Ain't Nuthin' But a G-Drive
According to a tantalizing story in the Wall Street Journal
Google is reportedly preparing
that will allow users to store all of their PC-based files --
including documents, music and even video -- on its servers. The upcoming Internet-based
service would allow users to get at their information not just from desktop
systems but through a range of different mobile devices. Not only will users
be able to access their files remotely, but they'll also be able to share them
more easily with business associates or friends online.
Given Google's growing influence and position in the market, if this service
proves successful, it could prove to be the watershed moment that triggers a
broad-based shift to Web-based computing.
According to the Journal, Google will offer users some free storage
along with additional storage they'll have to pay for.
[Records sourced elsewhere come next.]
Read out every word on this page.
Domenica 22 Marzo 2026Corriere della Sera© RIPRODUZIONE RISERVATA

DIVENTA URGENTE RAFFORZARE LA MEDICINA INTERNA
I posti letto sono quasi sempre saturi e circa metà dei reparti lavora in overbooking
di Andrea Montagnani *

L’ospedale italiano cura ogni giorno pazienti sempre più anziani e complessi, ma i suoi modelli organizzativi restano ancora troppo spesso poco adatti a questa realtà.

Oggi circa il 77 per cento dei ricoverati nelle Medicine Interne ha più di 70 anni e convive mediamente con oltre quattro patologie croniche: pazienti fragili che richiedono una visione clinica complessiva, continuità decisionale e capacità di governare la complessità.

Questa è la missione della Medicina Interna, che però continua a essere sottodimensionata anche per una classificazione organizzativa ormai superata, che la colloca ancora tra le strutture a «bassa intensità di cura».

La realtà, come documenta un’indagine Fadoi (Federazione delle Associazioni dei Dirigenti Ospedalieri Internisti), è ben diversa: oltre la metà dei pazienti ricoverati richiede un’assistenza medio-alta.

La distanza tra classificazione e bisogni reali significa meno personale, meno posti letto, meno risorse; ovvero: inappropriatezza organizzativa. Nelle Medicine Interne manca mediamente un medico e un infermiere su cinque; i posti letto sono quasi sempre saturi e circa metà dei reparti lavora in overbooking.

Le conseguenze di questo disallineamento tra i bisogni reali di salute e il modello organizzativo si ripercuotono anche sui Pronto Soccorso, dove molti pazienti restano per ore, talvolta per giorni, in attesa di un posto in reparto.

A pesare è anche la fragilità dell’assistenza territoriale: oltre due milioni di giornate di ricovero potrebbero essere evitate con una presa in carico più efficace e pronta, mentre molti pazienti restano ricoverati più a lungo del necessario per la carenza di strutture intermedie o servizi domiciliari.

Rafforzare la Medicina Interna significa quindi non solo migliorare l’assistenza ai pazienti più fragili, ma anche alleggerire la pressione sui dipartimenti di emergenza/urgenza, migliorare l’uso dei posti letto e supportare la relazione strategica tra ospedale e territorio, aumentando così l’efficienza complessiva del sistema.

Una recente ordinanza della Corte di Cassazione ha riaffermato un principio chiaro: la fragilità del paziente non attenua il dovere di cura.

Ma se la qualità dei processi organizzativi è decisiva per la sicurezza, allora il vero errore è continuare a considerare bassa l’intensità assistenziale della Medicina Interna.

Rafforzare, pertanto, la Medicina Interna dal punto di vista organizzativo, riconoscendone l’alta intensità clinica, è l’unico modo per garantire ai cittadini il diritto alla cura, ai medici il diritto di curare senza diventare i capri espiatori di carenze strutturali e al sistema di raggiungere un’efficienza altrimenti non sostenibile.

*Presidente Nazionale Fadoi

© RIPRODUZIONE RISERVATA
While the company hasn't
confirmed when it would formally introduce the service, the article said it
could be released "as early as a few months from now."
Google, of course, will have plenty of competition in this space as more and
more businesses and consumers become increasingly interested in accessing their
applications and files over the Web. Competitors such as Microsoft and Salesforce.com
have established large data centers dedicated to storing massive amounts of
business and consumer data.
Perhaps tellingly, Microsoft isn't mentioned much in the Journal story,
even though Windows Live has a product in this space, namely
SkyDrive, now in beta. The product will offer up to 1GB of free storage.
Redmond's also cooking up another product, called Office
Live WorkSpaces, which offers online storage and access to documents via
its Office suite of desktop applications. It'll be interesting to see over the
next few months if Microsoft starts to pump up its marketing machine for these
products and services as Google gets closer to launch with its upcoming service.